Setting up docker as a virtual Ray cluster

How severe does this issue affect your experience of using Ray?

  • High: It blocks me to complete my task.

Hi, I’m trying to set up a virtual Ray cluster to learn and demonstrate various features of Ray. I could do this stand-alone mode or set up actual virtual machines, but using docker is so much more convenient (if it worked).

Here is what I’m doing:
I have a very simple docker image. I just installed a couple of utilities to make debugging easier:

FROM continuumio/miniconda3
RUN apt update && apt install -y iputils-ping iproute2
RUN pip install "ray[all]"

I create my own network, but please note that I have also tried this without creating this cluster: docker network create simulated-cluster

I start the head node via this:

docker run \
    -dit \
    --network simulated-cluster \
    -p 6379:6379 -p 8265:8265 -p 10001:10001 -p 10002:10002 \
    --name ray-head \
test-ray-image \
    ray start --head --node-ip-address=0.0.0.0 --dashboard-host=0.0.0.0 --disable-usage-stats --block

I confirm that this works and get its internal IP, which is always 172.18.0.2

I then start worker nodes:

!docker run -dit --network simulated-cluster --name ray-worker1 test-ray-image ray start --address=ray-head:6379 --block
!docker run -dit --network simulated-cluster --name ray-worker2 test-ray-image ray start --address=ray-head:6379 --block
!docker run -dit --network simulated-cluster --name ray-worker3 test-ray-image ray start --address=ray-head:6379 --block

If I’m not using the simulated network, then worker nodes point to the IP I retrieved via addr ip.

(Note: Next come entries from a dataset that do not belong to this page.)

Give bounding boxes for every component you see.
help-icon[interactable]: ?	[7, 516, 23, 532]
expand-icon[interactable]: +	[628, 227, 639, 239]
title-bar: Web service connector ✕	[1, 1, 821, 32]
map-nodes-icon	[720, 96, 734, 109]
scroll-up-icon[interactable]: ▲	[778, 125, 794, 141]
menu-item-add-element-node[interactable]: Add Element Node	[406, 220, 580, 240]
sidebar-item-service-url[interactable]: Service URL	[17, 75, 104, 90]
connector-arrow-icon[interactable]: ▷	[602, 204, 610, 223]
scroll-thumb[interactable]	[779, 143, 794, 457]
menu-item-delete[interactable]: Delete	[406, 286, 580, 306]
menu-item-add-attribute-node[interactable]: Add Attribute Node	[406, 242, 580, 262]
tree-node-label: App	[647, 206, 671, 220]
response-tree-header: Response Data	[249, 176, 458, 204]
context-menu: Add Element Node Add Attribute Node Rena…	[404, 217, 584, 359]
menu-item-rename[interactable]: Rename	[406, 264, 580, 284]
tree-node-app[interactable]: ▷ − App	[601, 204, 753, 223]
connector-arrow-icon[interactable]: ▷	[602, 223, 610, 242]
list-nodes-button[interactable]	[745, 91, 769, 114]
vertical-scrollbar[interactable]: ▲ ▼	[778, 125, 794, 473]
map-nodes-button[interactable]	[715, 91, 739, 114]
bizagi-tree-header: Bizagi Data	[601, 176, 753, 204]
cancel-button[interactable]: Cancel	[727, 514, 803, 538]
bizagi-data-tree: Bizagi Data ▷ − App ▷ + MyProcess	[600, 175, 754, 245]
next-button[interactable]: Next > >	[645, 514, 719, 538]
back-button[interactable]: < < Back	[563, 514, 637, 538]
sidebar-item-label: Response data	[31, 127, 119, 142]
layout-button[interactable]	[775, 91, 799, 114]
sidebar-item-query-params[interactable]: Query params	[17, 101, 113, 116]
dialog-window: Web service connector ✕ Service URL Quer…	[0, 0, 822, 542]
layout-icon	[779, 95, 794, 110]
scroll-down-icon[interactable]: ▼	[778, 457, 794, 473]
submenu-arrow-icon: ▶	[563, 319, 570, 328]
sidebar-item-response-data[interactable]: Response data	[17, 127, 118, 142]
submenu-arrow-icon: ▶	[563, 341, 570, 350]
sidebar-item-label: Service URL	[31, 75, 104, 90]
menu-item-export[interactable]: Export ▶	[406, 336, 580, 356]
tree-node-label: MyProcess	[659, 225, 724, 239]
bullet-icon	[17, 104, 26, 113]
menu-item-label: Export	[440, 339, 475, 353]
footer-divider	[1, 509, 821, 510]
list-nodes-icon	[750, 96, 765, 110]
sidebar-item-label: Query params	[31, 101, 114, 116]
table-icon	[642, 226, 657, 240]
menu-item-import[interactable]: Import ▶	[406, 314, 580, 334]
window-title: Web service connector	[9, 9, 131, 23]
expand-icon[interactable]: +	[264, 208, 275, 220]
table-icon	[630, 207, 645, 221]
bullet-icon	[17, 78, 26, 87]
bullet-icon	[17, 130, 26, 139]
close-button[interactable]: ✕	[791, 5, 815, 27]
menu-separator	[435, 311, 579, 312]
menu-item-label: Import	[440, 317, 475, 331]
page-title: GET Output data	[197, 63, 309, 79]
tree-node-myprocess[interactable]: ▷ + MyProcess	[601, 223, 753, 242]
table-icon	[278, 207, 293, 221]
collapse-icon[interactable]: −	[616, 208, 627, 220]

Logs seem to show that worker nodes are running ok as well. What’s more, I can access the dashboard via http://localhost:8265!

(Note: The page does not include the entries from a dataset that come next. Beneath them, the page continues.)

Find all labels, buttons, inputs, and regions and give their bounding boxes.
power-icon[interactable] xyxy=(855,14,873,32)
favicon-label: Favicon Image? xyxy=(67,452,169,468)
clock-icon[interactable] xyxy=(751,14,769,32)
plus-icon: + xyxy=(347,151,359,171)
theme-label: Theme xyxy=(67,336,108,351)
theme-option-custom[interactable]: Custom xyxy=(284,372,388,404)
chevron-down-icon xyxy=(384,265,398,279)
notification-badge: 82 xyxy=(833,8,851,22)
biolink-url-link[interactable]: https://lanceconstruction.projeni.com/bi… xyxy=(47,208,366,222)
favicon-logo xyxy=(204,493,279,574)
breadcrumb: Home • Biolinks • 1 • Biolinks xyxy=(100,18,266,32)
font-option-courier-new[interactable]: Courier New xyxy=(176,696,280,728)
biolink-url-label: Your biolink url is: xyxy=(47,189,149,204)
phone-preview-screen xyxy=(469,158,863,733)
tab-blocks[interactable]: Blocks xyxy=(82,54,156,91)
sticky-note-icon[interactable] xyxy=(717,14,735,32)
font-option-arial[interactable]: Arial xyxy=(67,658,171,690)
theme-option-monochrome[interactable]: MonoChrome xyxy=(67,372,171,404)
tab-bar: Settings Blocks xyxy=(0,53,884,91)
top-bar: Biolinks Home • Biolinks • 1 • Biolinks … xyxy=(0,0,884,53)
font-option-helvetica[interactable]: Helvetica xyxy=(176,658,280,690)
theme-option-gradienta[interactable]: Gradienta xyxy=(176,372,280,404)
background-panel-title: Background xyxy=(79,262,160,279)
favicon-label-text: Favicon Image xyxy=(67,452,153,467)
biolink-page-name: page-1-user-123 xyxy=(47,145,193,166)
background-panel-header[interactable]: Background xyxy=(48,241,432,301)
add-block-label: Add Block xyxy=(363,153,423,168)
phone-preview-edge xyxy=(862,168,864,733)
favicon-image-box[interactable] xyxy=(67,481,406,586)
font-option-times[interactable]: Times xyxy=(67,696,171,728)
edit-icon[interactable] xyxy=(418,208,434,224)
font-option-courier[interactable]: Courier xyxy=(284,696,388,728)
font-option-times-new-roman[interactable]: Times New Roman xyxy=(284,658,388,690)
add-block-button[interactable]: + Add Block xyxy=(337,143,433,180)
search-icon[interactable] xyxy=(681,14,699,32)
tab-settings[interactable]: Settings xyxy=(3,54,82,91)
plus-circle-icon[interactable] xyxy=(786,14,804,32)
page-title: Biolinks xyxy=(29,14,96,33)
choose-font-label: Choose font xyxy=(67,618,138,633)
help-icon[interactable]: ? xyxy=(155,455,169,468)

It seems to me that the network is up! I now tried to do some computation on it. Note that the next bit of code is being run on the host machine, not inside any of the docker containers:

ray.init("ray://localhost:6379")

@ray.remote
def test():
    return "Hello from Ray!"

The the host name, I have tried localhost, the IP from addr ip, the port 10001 and countless other permutations but I just can’t get it to work. Sometimes this code just sits there forever, in this case, I have been getting connection timeouts.

Any ideas what I could be doing wrong?

Hi @Shahbaz_Chaudhary, Ray client is generally discouraged. Can you run your script inside the docker container?